To avoid disconnecting, I want to "move" established TCP sessions to another machine using the TCP_REPAIR mechanism (https://lwn.net/Articles/495304/). Basically this means to save the TCP socket information from machine A (such as the Syn / Ack numbers), recover the TCP socket information on machine B and ensure that new IP-packets will be sent to the new machine.
This works fairly well with plain TCP without the clients noticing, that the TCP-connection is being redirected to another machine. But when using TLS, this obviously requires some more work.

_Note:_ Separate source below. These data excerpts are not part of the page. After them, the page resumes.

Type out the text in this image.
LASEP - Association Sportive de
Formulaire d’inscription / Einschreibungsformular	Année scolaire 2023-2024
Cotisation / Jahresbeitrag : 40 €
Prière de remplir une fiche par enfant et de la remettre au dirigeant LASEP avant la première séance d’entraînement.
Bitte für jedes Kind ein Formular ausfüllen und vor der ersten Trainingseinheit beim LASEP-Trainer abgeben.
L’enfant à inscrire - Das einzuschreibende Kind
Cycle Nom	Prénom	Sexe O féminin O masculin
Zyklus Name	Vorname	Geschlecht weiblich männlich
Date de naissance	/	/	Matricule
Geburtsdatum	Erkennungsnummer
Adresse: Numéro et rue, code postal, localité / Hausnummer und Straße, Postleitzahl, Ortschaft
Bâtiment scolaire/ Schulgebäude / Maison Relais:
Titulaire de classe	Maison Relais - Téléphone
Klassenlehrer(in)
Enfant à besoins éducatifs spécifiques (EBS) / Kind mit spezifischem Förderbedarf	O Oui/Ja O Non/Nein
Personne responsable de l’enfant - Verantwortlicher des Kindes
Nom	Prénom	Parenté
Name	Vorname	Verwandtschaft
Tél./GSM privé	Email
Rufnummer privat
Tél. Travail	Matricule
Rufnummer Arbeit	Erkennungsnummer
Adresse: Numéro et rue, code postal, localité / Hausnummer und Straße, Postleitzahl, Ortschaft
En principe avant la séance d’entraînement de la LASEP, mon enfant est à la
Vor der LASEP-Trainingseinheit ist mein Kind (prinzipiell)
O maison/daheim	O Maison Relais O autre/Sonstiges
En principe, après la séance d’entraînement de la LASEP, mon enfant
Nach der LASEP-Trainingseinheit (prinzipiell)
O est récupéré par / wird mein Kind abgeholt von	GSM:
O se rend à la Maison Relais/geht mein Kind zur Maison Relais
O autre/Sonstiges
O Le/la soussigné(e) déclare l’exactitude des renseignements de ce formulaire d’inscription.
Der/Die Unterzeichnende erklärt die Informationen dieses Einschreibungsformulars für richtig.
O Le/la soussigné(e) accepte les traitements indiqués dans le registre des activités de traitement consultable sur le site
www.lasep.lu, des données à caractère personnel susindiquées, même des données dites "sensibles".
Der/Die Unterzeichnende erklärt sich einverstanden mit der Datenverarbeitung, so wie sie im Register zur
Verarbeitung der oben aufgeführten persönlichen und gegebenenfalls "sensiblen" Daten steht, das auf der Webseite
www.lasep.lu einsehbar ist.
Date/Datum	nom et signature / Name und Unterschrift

To simplify, let's assume, that there are no TLS messages on the wire, no SSL_read and SSL_write is pending, and all previous TLS messages were sent and received completely.
What I tried so far:
Approach 1: Silently re-create a new SSL object using the same SSL_SESSION
Try to create a new SSL object, make it "established" and attach it to the fd:
This didn't work at all. I always see a full handshake, SSL_session_reused returns 0 for both SSL objects. And even if the SSL_SESSION was reused, I still doubt, that this would be sufficient.
Approach 2: The memcpy approach
This is basically an attempt to create something like "i2d_SSL" and "d2i_SSL" methods.
I suppose, Approach 2 could work, but it's pretty hard to find out the really relevant fields - if this can work at all.
Can anyone shed some light on this?
I have been asked this question from time to time over the years.
The answer is that OpenSSL does not support this. An SSL object contains a lot of temporary connection specific state, so approach 1 is doomed to failure. For approach 2, there are many dependent sub objects inside the SSL, e.g. for tracking cipher and hash states hidden behind the top level SSL object. You would need to replicate all of these. All of those objects will have references to the specific libssl/libcrypto instance (such as the loaded provider objects). This is unfortunately also doomed to failure.
This would be a major feature to add to OpenSSL requiring a lot of effort to make this work. It is simply not possible without major changes to the underlying libraries.